The study of constrained control revealed the inherent difficulty of the problem. When realistic operational limits on tether tension, g-loads, and actuator usage were imposed, neither the Augmented-Lagrangian iLQR (AL-iLQR) nor the SAC-based controller could achieve a sustained rendezvous window. The AL-iLQR proved overly conservative, satisfying constraints but failing to exploit the system's full dynamic potential. Conversely, the SAC agent, guided by a simple penalty-based reward function, did not robustly enforce critical constraints, notably violating tension requirements, which would lead to system failure.
Verification and validation studies confirmed the fidelity of the rigid-body model. A variance-based sensitivity analysis highlighted tether length uncertainty as the dominant factor affecting rendezvous accuracy. Additionally, a comprehensive hyperparameter optimisation study for the SAC RL agent identified the learning rate and batch size as highly influential parameters for performance. A brief generalisation test also showed that the RL agent, trained on the reeler configuration, did not successfully generalise to the climber configuration, though its velocity control performance indicated potential for improvement.

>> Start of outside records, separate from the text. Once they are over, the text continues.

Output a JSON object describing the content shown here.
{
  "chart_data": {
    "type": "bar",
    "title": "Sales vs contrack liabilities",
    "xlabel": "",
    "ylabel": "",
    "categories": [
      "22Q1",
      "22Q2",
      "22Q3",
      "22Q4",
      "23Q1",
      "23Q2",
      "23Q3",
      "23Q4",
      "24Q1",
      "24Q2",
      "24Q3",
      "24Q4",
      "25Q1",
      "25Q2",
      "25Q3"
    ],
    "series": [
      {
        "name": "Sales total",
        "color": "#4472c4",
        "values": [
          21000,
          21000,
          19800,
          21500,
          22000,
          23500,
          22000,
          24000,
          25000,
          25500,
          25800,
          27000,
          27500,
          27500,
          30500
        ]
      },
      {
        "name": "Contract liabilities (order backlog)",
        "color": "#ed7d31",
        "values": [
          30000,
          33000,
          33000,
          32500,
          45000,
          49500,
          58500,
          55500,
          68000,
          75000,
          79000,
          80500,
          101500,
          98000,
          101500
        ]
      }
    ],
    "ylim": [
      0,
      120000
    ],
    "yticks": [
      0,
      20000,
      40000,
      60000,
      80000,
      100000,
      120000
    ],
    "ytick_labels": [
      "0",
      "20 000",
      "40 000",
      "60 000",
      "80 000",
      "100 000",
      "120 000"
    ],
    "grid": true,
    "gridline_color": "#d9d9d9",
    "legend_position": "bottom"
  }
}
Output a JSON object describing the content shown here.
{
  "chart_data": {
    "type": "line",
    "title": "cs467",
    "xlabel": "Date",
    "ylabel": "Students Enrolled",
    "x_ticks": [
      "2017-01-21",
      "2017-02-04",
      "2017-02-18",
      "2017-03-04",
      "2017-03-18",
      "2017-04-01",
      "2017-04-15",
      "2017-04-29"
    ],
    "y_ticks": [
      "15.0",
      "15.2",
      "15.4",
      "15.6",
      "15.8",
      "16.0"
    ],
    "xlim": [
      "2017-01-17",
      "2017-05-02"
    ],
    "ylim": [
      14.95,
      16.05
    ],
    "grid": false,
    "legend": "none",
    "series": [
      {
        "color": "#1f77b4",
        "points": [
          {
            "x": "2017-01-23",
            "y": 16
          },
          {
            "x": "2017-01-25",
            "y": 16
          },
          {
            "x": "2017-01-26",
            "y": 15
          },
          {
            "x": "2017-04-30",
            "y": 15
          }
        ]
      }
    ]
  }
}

Ultimately, this thesis successfully addressed its primary research questions, demonstrating how actuator configuration influences rendezvous window controllability and affirming RL's potential, albeit with current limitations concerning constraint satisfaction and control smoothness. All project goals, from model derivation and iLQR implementation to the deployment and evaluation of the SAC RL algorithm, were addressed, laying foundational groundwork for future advancements in MXER tether control.